FIG. 2(a) depicts an example network processor frame routing scenario 40 and FIG. 2(b) illustrates an example Equal Cost Multipath Forwarding (ECMP) table 50 that may be used to provide a lookup of a next hop address for forwarding packets as described in commonly-owned, co-pending U.S. patent application Ser. No. 09/546,702. Preferably, such a table is employed in a Network Processor (NP) device having packet routing functions such as described in commonly-owned, co- pending U.S. patent application Ser. No. 09/384,691.
Thus, the example ECMP forwarding table 50 illustrated in FIG. 2(b), is particularly implemented in a frame forwarding context for network processor operations. In the example ECMP forwarding table 50, there is provided subnet destination address fields 52, with each forwarding entry including multiple next hop routing information comprising multiple next hop address fields, e.g., fields 60a-60c. Additionally provided in the ECMP routing table is cumulative probability data for each corresponding next hop such as depicted in action data field 70. Particularly, in the exemplary illustration of the ECMP packet forwarding table 50 of FIG. 2(b), there is included three (3) next hop fields to addresses 9.1.1.1, 8.1.1.1, 6.1.1.1 associated with a destination subnet address 7.*.*.*. An action data field 70 includes threshold values used to weight the probability of each next hop and is used to determine which next hop will be chosen. In the action field 72, shown in FIG. 2(b), these values as being stored as cumulative percentages with the first cumulative percentage (30%) corresponding to next hop 0, the second cumulative percentage value (80%) corresponding to next hop 1, etc. This means that, the likelihood of routing a packet through next hop 0 is 30% (i.e., approximately 30% of traffic for the specified table entry should be routed to next hop 0), and, the likelihood of routing a packet through next hop 1 is 50% (i.e., approximately 50% of traffic for the specified table entry should be routed to next hop 1). This technique may be extended to offer as many next hops as desired or feasible.
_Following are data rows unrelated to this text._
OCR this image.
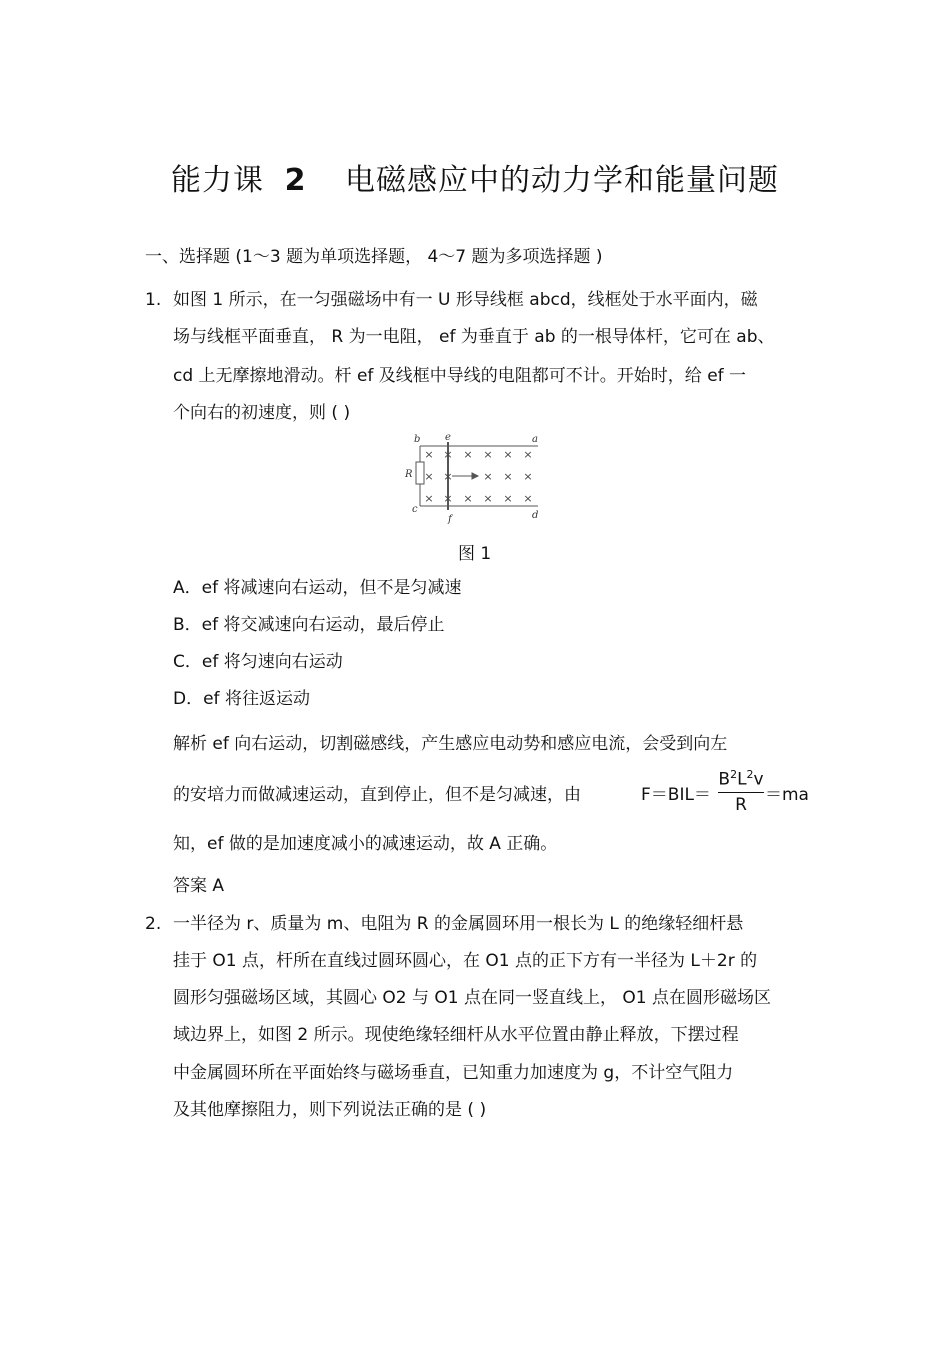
能力课 2 电磁感应中的动力学和能量问题
一、选择题 (1～3 题为单项选择题， 4～7 题为多项选择题 )
1. 如图 1 所示，在一匀强磁场中有一 U 形导线框 abcd，线框处于水平面内，磁
场与线框平面垂直， R 为一电阻， ef 为垂直于 ab 的一根导体杆，它可在 ab、
cd 上无摩擦地滑动。杆 ef 及线框中导线的电阻都可不计。开始时，给 ef 一
个向右的初速度，则 ( )
× × × × × ×
× ×	× × ×
× × × × × ×
b e	a
R
c
f	d
图 1
A．ef 将减速向右运动，但不是匀减速
B．ef 将交减速向右运动，最后停止
C．ef 将匀速向右运动
D．ef 将往返运动
解析 ef 向右运动，切割磁感线，产生感应电动势和感应电流，会受到向左
的安培力而做减速运动，直到停止，但不是匀减速，由	F＝BIL＝
$B^2L^2v$
R	＝ma
知，ef 做的是加速度减小的减速运动，故 A 正确。
答案 A
2. 一半径为 r、质量为 m、电阻为 R 的金属圆环用一根长为 L 的绝缘轻细杆悬
挂于 O1 点，杆所在直线过圆环圆心，在 O1 点的正下方有一半径为 L＋2r 的
圆形匀强磁场区域，其圆心 O2 与 O1 点在同一竖直线上， O1 点在圆形磁场区
域边界上，如图 2 所示。现使绝缘轻细杆从水平位置由静止释放，下摆过程
中金属圆环所在平面始终与磁场垂直，已知重力加速度为 g，不计空气阻力
及其他摩擦阻力，则下列说法正确的是 ( )
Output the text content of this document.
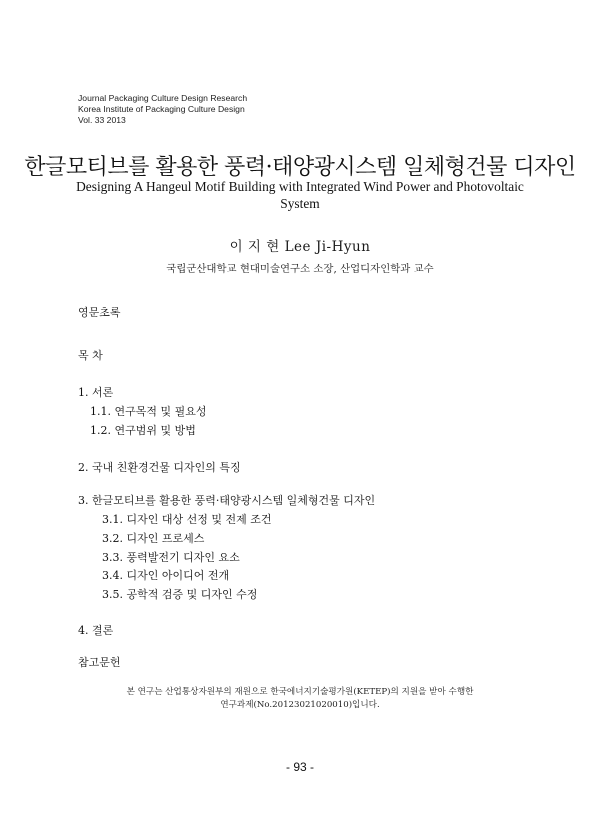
Journal Packaging Culture Design Research
Korea Institute of Packaging Culture Design
Vol. 33 2013
한글모티브를 활용한 풍력·태양광시스템 일체형건물 디자인
Designing A Hangeul Motif Building with Integrated Wind Power and Photovoltaic
System
이 지 현 Lee Ji-Hyun
국립군산대학교 현대미술연구소 소장, 산업디자인학과 교수
영문초록
목 차
1. 서론
1.1. 연구목적 및 필요성
1.2. 연구범위 및 방법
2. 국내 친환경건물 디자인의 특징
3. 한글모티브를 활용한 풍력·태양광시스템 일체형건물 디자인
3.1. 디자인 대상 선정 및 전제 조건
3.2. 디자인 프로세스
3.3. 풍력발전기 디자인 요소
3.4. 디자인 아이디어 전개
3.5. 공학적 검증 및 디자인 수정
4. 결론
참고문헌
본 연구는 산업통상자원부의 재원으로 한국에너지기술평가원(KETEP)의 지원을 받아 수행한
연구과제(No.20123021020010)입니다.
- 93 -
Currently, in such network processing systems, if a destination NP device (hereinafter referred to as Targetblade or blade) or interface (such as a port or TargetPort) associated with the target blade and capable of handling the frame type fails, i.e., the packet or frame cannot be routed to the correct destination set forth in the ECMP forwarding table. However, it is often the case that the other Network Processors (NP's) in the system will continue to attempt to forward frames through the failed interface/blade until the routing protocol, e.g., the Open Shortest Path First (OSPF) protocol which enables routers to understand the internal network architecture, i.e., within an autonomous network, and calculate the shortest path from an IP Source Address (SA) to IP Destination Address (DA), detects the failed link and downloads a new forwarding entry that avoids the failed interface/blade. The time for this routing protocol to detect the failed link could be relatively long, and during this period all the data packets routed through the failed interface/blade may be lost.
Consequently, it would be highly desirable to provide a methodology that would enable a routing system to recover more quickly that the routing protocol so as to significantly reduce the occurrence of lost data packets to a failed target interface/blade with minimal performance penalty.